You will know when the meal is over when the host(ess) puts his or her napkin on the table. Do the same. Place your napkin slightly crumpled up to the left of your plate or where your plate was. Never put it on your plate.

Lastly, never comment on someone’s bad manners. Simply be an elegant example of how to behave at the dinner table. Those who notice will truly be impressed.

Happy Thanksgiving!

 

6 thoughts on “How to impress family and friends at Thanksgiving

  1. JudyDunn

    Wow, you really know your stuff (she says with a slight tinge of embarrassment).
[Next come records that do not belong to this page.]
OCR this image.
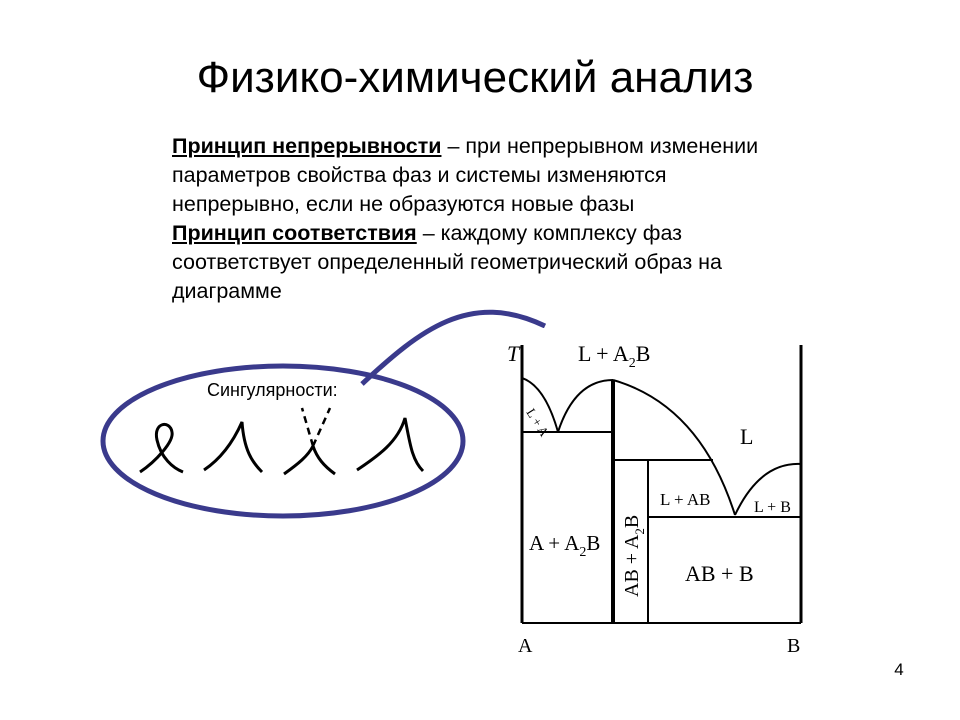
Физико-химический анализ

Принцип непрерывности – при непрерывном изменении параметров свойства фаз и системы изменяются непрерывно, если не образуются новые фазы

Принцип соответствия – каждому комплексу фаз соответствует определенный геометрический образ на диаграмме

Сингулярности:
T
A	B
$L + A_2B$
L
L + A
L + AB	L + B
$A + A_2B$ AB + $A_2B$
AB + B
4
Our family’s holiday dinner table was chaotic, everyone talking at once (ever see the movie “My Big Fat Greek Wedding”?) And I didn’t learn everything I should have about table manners. My mom was constantly getting up, running for things, sitting back down, while my dad was spooning way too much lutefisk (yes, that awful, jellified Scandinavian fish) on our plates.
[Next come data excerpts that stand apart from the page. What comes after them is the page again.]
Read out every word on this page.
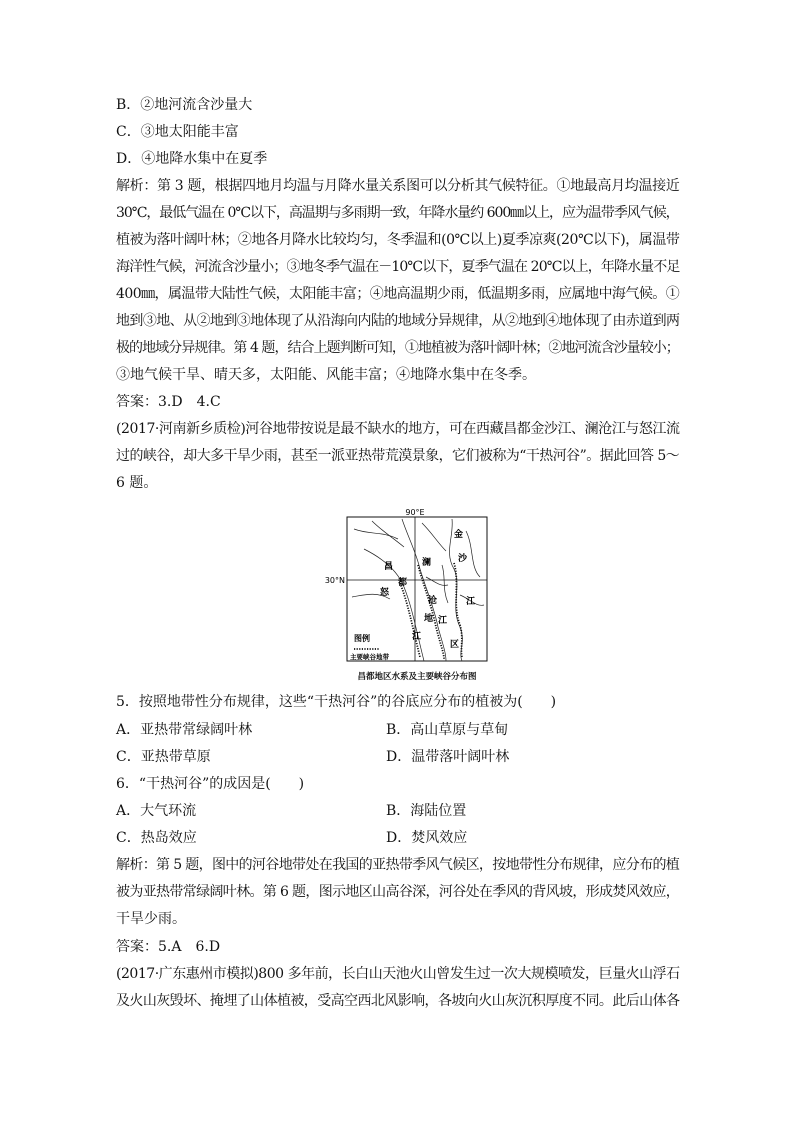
B．②地河流含沙量大
C．③地太阳能丰富
D．④地降水集中在夏季
解析：第 3 题，根据四地月均温与月降水量关系图可以分析其气候特征。①地最高月均温接近
30℃，最低气温在 0℃以下，高温期与多雨期一致，年降水量约 600㎜以上，应为温带季风气候，
植被为落叶阔叶林；②地各月降水比较均匀，冬季温和(0℃以上)夏季凉爽(20℃以下)，属温带
海洋性气候，河流含沙量小；③地冬季气温在－10℃以下，夏季气温在 20℃以上，年降水量不足
400㎜，属温带大陆性气候，太阳能丰富；④地高温期少雨，低温期多雨，应属地中海气候。①
地到③地、从②地到③地体现了从沿海向内陆的地域分异规律，从②地到④地体现了由赤道到两
极的地域分异规律。第 4 题，结合上题判断可知，①地植被为落叶阔叶林；②地河流含沙量较小；
③地气候干旱、晴天多，太阳能、风能丰富；④地降水集中在冬季。
答案：3.D　4.C
(2017·河南新乡质检)河谷地带按说是最不缺水的地方，可在西藏昌都金沙江、澜沧江与怒江流
过的峡谷，却大多干旱少雨，甚至一派亚热带荒漠景象，它们被称为“干热河谷”。据此回答 5～
6 题。
90°E
30°N
金
沙
江
昌
都
澜
怒
沧
江
地 江
区
图例
主要峡谷地带
昌都地区水系及主要峡谷分布图
5．按照地带性分布规律，这些“干热河谷”的谷底应分布的植被为(　　)
A．亚热带常绿阔叶林	B．高山草原与草甸
C．亚热带草原	D．温带落叶阔叶林
6．“干热河谷”的成因是(　　)
A．大气环流	B．海陆位置
C．热岛效应	D．焚风效应
解析：第 5 题，图中的河谷地带处在我国的亚热带季风气候区，按地带性分布规律，应分布的植
被为亚热带常绿阔叶林。第 6 题，图示地区山高谷深，河谷处在季风的背风坡，形成焚风效应，
干旱少雨。
答案：5.A　6.D
(2017·广东惠州市模拟)800 多年前，长白山天池火山曾发生过一次大规模喷发，巨量火山浮石
及火山灰毁坏、掩埋了山体植被，受高空西北风影响，各坡向火山灰沉积厚度不同。此后山体各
    It wasn’t until I joined a sorority at the University of Washington that I learned some of this stuff, which our house mother taught me. Now I know most of it so I don’t humiliate myself at a formal dinner. But I’m puzzled about just one thing. Does “pass the food to the right” still apply if it’s the person directly on you left who asks for it? Having it go all around the table seems kind of weird to me. : )

  2. ArdenClise

    Hi @JudyDunn . Sororoties are great for teaching those table manners you never learned at home. A lot of colleges hire me to give dining etiquette and networking presentations to their students. That way when thier students graduate they know how to conduct or be a guest at a business meal or lunch interview.

    As for passing food to the right, if is quicker to pass an item to someone on your left rather than sending it all the way around the table then yes, pass it left. The pass right rule is focused on when you have a food item in front of you and pass it on after taking some for yourself.

  3. Debbie Rosemont

    Arden – Great reminders and some “new for me” tips as well. Who knew it WAS ok to have elbows on the table between courses (when not eating)? Not I! So glad to know that.
     
    Here’s my question – what do you do if you go to put a piece of bread on your bread plate to your left and the person sitting to your left has mistaken it as theirs? In this situation, the person sitting to your right is already using their bread plate (to their left), so there is not one available. Use the side of your salad or dinner plate gracefully? Would love your thoughts.
     
    Have a very Happy Thanksgiving!
     
    Warmly,
     
    Debbie

  4. ArdenClise

    @Debbie Rosemont
     I’m so glad you asked that question because that happens all of the time. Yes, you would put your bread and butter on the side of your salad or dinner plate and not say anything to the person who goofed.
     
    The elbows protocol always surprises people. Chalk it up to our society being more casual. Kids are always excited when I mention that in my children’s etiquette classes.
     
    Thank you for commenting Debbie, and I hope you had a lovely Thanksgiving.